並查集基本操作及擴充套件
一.基本定義
1.並查集是一種維護集合的資料結構,其名字中的並 查 集分別取自union(合併),find(查詢),set(集合)。支援下面兩個操作
合併:合併兩個集合。
查詢:判斷兩個元素是否在一個集合中。
2.並查集的實現。int father[]。用一個father[]陣列儲存集合。其中father[2]=3意為元素2的父親結點為元素3。多個元素屬於同一個集合依據為具有相同的根節點。如果father[i]=i則說明元素i是該集合的根節點。對同一個集合來說,只能存在一個根節點,並將此作為該集合的標記。
二.基本操作
1.初始化
for(int i=1;i<=n;++i){ father[i]=i; }
2.查詢(對給定結點找到其根節點的過程)
遞推寫法:
int find_far(int x){
int a=x;
while(x!=father[x]){
x=father[x];
}
//路徑壓縮,可寫可不寫
while(a!=father[a]){
int z=a;
a=father[a];
father[z]=x;
}
return x;
}遞迴寫法:
int find_far(int x){
if(x==father[x])return x;
else return find_far(father[x]);
}3.合併(在合併過程中,只對兩個不同集合進行合併,同一個集合不會進行操作,這保證了同一個集合中一定不會產生環,也就是並查集產生的每個集合都是一棵樹。):
void Union(int a,int b){
int fa=find_far(a);
int fb=find_far(b);
if(fa!=fb){
father[fa]=fb;
}
}三.並查集的應用
1.刪除並查集中的某個元素 ,使該元素自成一個集合,並時集合中與該元素有關係的元素保持不變。
解決方案:初始時,對每個結點,其父親結點不再是本身,而設為虛擬父親,在從集合中刪除結點時,則為該結點重新申請一個父親。假如初始時一共有三個結點,初始時令father[1]=4,father[2]=5,father[3]=6。進行合併操作Union(2,1),Union(3,1),此時father[1]=4,father[2]=4,father[3]=4.若要從該集合中刪除結點1,則令father[1]=7,此時結點2,3是一個集合,而結點1成為一個新的集合
Problem Description
Recognizing junk mails is a tough task. The method used here consists of two steps: 1) Extract the common characteristics from the incoming email. 2) Use a filter matching the set of common characteristics extracted to determine whether the email is a spam.

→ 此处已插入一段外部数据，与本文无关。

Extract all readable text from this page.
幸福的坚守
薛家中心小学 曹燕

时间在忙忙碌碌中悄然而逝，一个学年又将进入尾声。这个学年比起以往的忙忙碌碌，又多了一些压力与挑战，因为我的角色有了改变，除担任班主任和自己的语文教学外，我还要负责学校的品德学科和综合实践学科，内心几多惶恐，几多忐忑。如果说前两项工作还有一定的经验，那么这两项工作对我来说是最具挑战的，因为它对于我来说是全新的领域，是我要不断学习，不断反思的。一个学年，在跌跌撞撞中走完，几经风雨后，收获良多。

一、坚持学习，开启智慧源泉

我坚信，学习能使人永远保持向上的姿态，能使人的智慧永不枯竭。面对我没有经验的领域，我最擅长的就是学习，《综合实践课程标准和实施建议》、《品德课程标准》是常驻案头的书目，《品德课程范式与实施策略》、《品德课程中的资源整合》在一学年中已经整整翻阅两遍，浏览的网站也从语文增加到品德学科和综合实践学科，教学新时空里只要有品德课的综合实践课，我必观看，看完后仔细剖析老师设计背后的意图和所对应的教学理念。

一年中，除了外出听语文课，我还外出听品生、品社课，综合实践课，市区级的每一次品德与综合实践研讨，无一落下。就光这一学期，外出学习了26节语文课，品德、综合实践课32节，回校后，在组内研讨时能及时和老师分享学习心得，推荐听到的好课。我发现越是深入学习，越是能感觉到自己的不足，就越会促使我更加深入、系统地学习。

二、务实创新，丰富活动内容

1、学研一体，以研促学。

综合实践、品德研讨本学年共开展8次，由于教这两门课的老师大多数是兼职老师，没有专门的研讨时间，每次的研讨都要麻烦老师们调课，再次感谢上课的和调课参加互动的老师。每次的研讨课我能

We want to extract the set of common characteristics from the N sample junk emails available at the moment, and thus having a handy data-analyzing tool would be helpful. The tool should support the following kinds of operations: a) “M X Y”, meaning that we think that the characteristics of spam X and Y are the same. Note that the relationship defined here is transitive, so relationships (other than the one between X and Y) need to be created if they are not present at the moment. b) “S X”, meaning that we think spam X had been misidentified. Your tool should remove all relationships that spam X has when this command is received; after that, spam X will become an isolated node in the relationship graph. Initially no relationships exist between any pair of the junk emails, so the number of distinct characteristics at that time is N. Please help us keep track of any necessary information to solve our problem.
Input
There are multiple test cases in the input file. Each test case starts with two integers, N and M (1 ≤ N ≤ 105 , 1 ≤ M ≤ 106), the number of email samples and the number of operations. M lines follow, each line is one of the two formats described above. Two successive test cases are separated by a blank line. A case with N = 0 and M = 0 indicates the end of the input file, and should not be processed by your program.
Output
For each test case, please print a single integer, the number of distinct common characteristics, to the console. Follow the format as indicated in the sample below.
Sample Input
5 6
M 0 1
M 1 2
M 1 3
S 1
M 1 2
S 3
3 1
M 1 2
0 0
Sample Output
Case #1: 3
Case #2: 2
題目分析:有N封郵件, 然後又兩種操作,如果是M X Y , 表示X和Y是相同的郵件。 如果是S X,那麼表示對X的判斷是錯誤的,X是不屬於X當前所在的那個集合,要把X分離出來,讓X變成單獨的一個。
程式碼如下:
#include <cstdio>
#include <cstring>
#include <algorithm>
using namespace std;
int per[2200000];
int vis[2200000];
int n, m, id;
char str[5];
int find(int x){
if(x == per[x])
return x;
else return per[x] = find(per[x]);
}
void jion(int x, int y){
int fx = find(x);
int fy = find(y);
if(fx != fy)
per[fy] = fx;
}
void del (int x){
per[x] = id ++;
}
int main (){
int a,b,c;
int k = 1;
while(scanf("%d%d", &n, &m), n || m){
id = n + n;
for(int i = 0; i < n; ++i)
per[i] = i + n;//虛擬父節點
for(int i = n; i <= n + n + m; ++i)//n+n+m: 最多可能刪除m個節點
per[i] = i;
while(m--){
scanf("%s", &str);
if(str[0] == 'M'){
scanf("%d%d", &a, &b);
jion(a,b);
}
else{
scanf("%d", &c);
del(c);
}
}
int ans = 0;
memset(vis, 0 ,sizeof(vis));
for(int i = 0; i < n; ++i){
int x = find(i);
if(!vis[x]){
ans++;
vis[x] = 1;
}
}
printf("Case #%d: %d\n", k++, ans);
}
return 0;
}
2.簡單的種類並查集
解決方案:設兩個陣列 father[]和relation[]。分別表示該結點的父親結點和該結點與其父親結點之間的關係。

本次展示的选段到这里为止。